La reprise des cours annoncée par le gouvernement pour ce lundi 26 janvier, risque de se solder par un flop déconcertant. Les différents accords passés entre gouvernement et certains leaders syndicaux, aux yeux de la base, passent pour des arrangements dénudés de toute importance, surtout que ces accords sont soupçonnés de concussion souterraine. Les différentes centrales syndicales dont SOS Éducation tiennent mordicus à poursuivre le gel des cours tant que les leaders syndicaux que sont Marcel Libama et Simon Ndong Edzo seront derrière les barreaux.

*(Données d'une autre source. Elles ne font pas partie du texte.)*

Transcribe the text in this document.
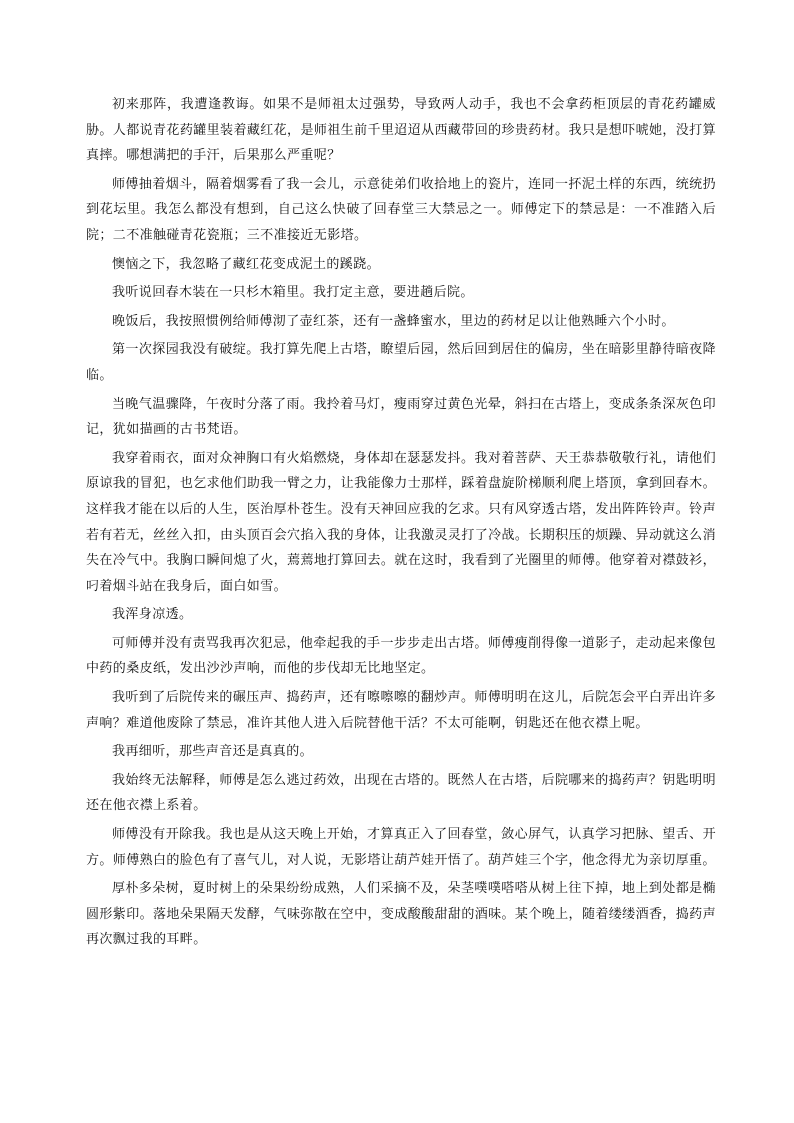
初来那阵，我遭逢教诲。如果不是师祖太过强势，导致两人动手，我也不会拿药柜顶层的青花药罐威胁。人都说青花药罐里装着藏红花，是师祖生前千里迢迢从西藏带回的珍贵药材。我只是想吓唬她，没打算真摔。哪想满把的手汗，后果那么严重呢？

师傅抽着烟斗，隔着烟雾看了我一会儿，示意徒弟们收拾地上的瓷片，连同一抔泥土样的东西，统统扔到花坛里。我怎么都没有想到，自己这么快破了回春堂三大禁忌之一。师傅定下的禁忌是：一不准踏入后院；二不准触碰青花瓷瓶；三不准接近无影塔。

懊恼之下，我忽略了藏红花变成泥土的蹊跷。

我听说回春木装在一只杉木箱里。我打定主意，要进趟后院。

晚饭后，我按照惯例给师傅沏了壶红茶，还有一盏蜂蜜水，里边的药材足以让他熟睡六个小时。

第一次探园我没有破绽。我打算先爬上古塔，瞭望后园，然后回到居住的偏房，坐在暗影里静待暗夜降临。

当晚气温骤降，午夜时分落了雨。我拎着马灯，瘦雨穿过黄色光晕，斜扫在古塔上，变成条条深灰色印记，犹如描画的古书梵语。

我穿着雨衣，面对众神胸口有火焰燃烧，身体却在瑟瑟发抖。我对着菩萨、天王恭恭敬敬行礼，请他们原谅我的冒犯，也乞求他们助我一臂之力，让我能像力士那样，踩着盘旋阶梯顺利爬上塔顶，拿到回春木。这样我才能在以后的人生，医治厚朴苍生。没有天神回应我的乞求。只有风穿透古塔，发出阵阵铃声。铃声若有若无，丝丝入扣，由头顶百会穴掐入我的身体，让我激灵灵打了冷战。长期积压的烦躁、异动就这么消失在冷气中。我胸口瞬间熄了火，蔫蔫地打算回去。就在这时，我看到了光圈里的师傅。他穿着对襟鼓衫，叼着烟斗站在我身后，面白如雪。

我浑身凉透。

可师傅并没有责骂我再次犯忌，他牵起我的手一步步走出古塔。师傅瘦削得像一道影子，走动起来像包中药的桑皮纸，发出沙沙声响，而他的步伐却无比地坚定。

我听到了后院传来的碾压声、捣药声，还有嚓嚓嚓的翻炒声。师傅明明在这儿，后院怎会平白弄出许多声响？难道他废除了禁忌，准许其他人进入后院替他干活？不太可能啊，钥匙还在他衣襟上呢。

我再细听，那些声音还是真真的。

我始终无法解释，师傅是怎么逃过药效，出现在古塔的。既然人在古塔，后院哪来的捣药声？钥匙明明还在他衣襟上系着。

师傅没有开除我。我也是从这天晚上开始，才算真正入了回春堂，敛心屏气，认真学习把脉、望舌、开方。师傅熟白的脸色有了喜气儿，对人说，无影塔让葫芦娃开悟了。葫芦娃三个字，他念得尤为亲切厚重。

厚朴多朵树，夏时树上的朵果纷纷成熟，人们采摘不及，朵茎噗噗嗒嗒从树上往下掉，地上到处都是椭圆形紫印。落地朵果隔天发酵，气味弥散在空中，变成酸酸甜甜的酒味。某个晚上，随着缕缕酒香，捣药声再次飘过我的耳畔。
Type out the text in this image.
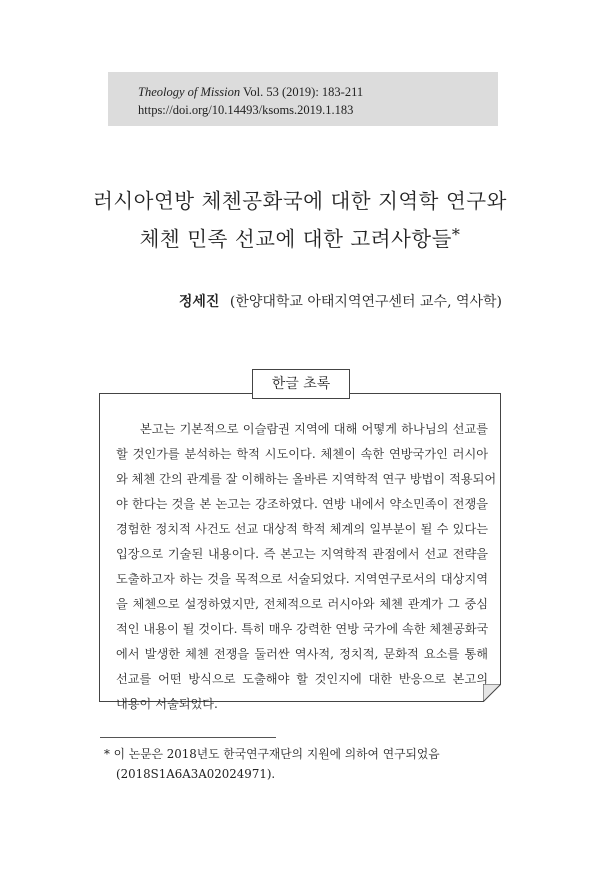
Theology of Mission Vol. 53 (2019): 183-211
https://doi.org/10.14493/ksoms.2019.1.183
러시아연방 체첸공화국에 대한 지역학 연구와
체첸 민족 선교에 대한 고려사항들*
정세진 (한양대학교 아태지역연구센터 교수, 역사학)
한글 초록

본고는 기본적으로 이슬람권 지역에 대해 어떻게 하나님의 선교를
할 것인가를 분석하는 학적 시도이다. 체첸이 속한 연방국가인 러시아
와 체첸 간의 관계를 잘 이해하는 올바른 지역학적 연구 방법이 적용되어
야 한다는 것을 본 논고는 강조하였다. 연방 내에서 약소민족이 전쟁을
경험한 정치적 사건도 선교 대상적 학적 체계의 일부분이 될 수 있다는
입장으로 기술된 내용이다. 즉 본고는 지역학적 관점에서 선교 전략을
도출하고자 하는 것을 목적으로 서술되었다. 지역연구로서의 대상지역
을 체첸으로 설정하였지만, 전체적으로 러시아와 체첸 관계가 그 중심
적인 내용이 될 것이다. 특히 매우 강력한 연방 국가에 속한 체첸공화국
에서 발생한 체첸 전쟁을 둘러싼 역사적, 정치적, 문화적 요소를 통해
선교를 어떤 방식으로 도출해야 할 것인지에 대한 반응으로 본고의
내용이 서술되었다.

* 이 논문은 2018년도 한국연구재단의 지원에 의하여 연구되었음
(2018S1A6A3A02024971).
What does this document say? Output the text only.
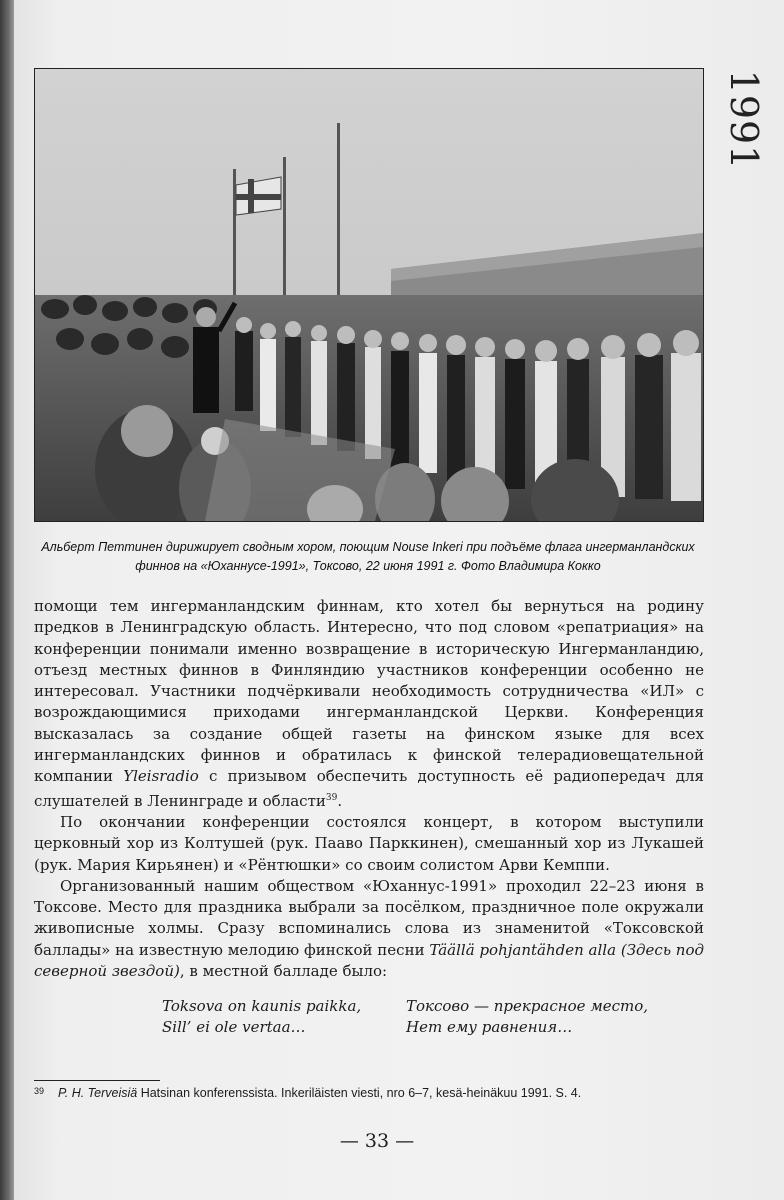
1991

Альберт Петтинен дирижирует сводным хором, поющим Nouse Inkeri при подъёме флага ингерманландских

финнов на «Юханнусе-1991», Токсово, 22 июня 1991 г. Фото Владимира Кокко

помощи тем ингерманландским финнам, кто хотел бы вернуться на родину предков в Ленинградскую область. Интересно, что под словом «репатриация» на конференции понимали именно возвращение в историческую Ингерманландию, отъезд местных финнов в Финляндию участников конференции особенно не интересовал. Участники подчёркивали необходимость сотрудничества «ИЛ» с возрождающимися приходами ингерманландской Церкви. Конференция высказалась за создание общей газеты на финском языке для всех ингерманландских финнов и обратилась к финской телерадиовещательной компании Yleisradio с призывом обеспечить доступность её радиопередач для слушателей в Ленинграде и области$^{39}$.

По окончании конференции состоялся концерт, в котором выступили церковный хор из Колтушей (рук. Пааво Парккинен), смешанный хор из Лукашей (рук. Мария Кирьянен) и «Рёнтюшки» со своим солистом Арви Кемппи.

Организованный нашим обществом «Юханнус-1991» проходил 22–23 июня в Токсове. Место для праздника выбрали за посёлком, праздничное поле окружали живописные холмы. Сразу вспоминались слова из знаменитой «Токсовской баллады» на известную мелодию финской песни Täällä pohjantähden alla (Здесь под северной звездой), в местной балладе было:

Toksova on kaunis paikka,

Sill’ ei ole vertaa…

Токсово — прекрасное место,

Нет ему равнения…

$^{39}$ P. H. Terveisiä Hatsinan konferenssista. Inkeriläisten viesti, nro 6–7, kesä-heinäkuu 1991. S. 4.
— 33 —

Cette situation ne surprend guère. En jetant les deux leaders syndicaux en prison, le gouvernement avait mal mesuré les conséquences funestes d’ une telle décision.
L’ exécutif aura beau jeu de décliner sa responsabilité dans cette incarcération dont les chefs d’ accusation ont la faiblesse de présenter des preuves quant à leur qualification pénale. Il va décharger cette responsabilité au pouvoir judiciaire, alors que personne n’ est dupe ; on sait que le pouvoir judiciaire, s’il existe, n’ est qu’un paravent derrière lequel se cache la main noire d’ un exécutif aux pouvoirs tentaculaires qui, comme un ogre, dévore tout sur son passage.
Les pouvoirs publics doivent se mettre à l’ évidence, se raviser : l’ éducation est la matrice de toute évolution chez l’ homme, ne pas le comprendre c’est la négation des intelligences sans lesquelles, pas de nation, pas de développement, pas d’ affirmation identitaire et de la personnalité, et donc, le chaos absolu.
Un dialogue franc et inclusif s’impose et doit réunir pouvoirs publics et partenaires sociaux pour une sortie de crise, une crise qui s’enlise et fait planer le spectre d’une année blanche.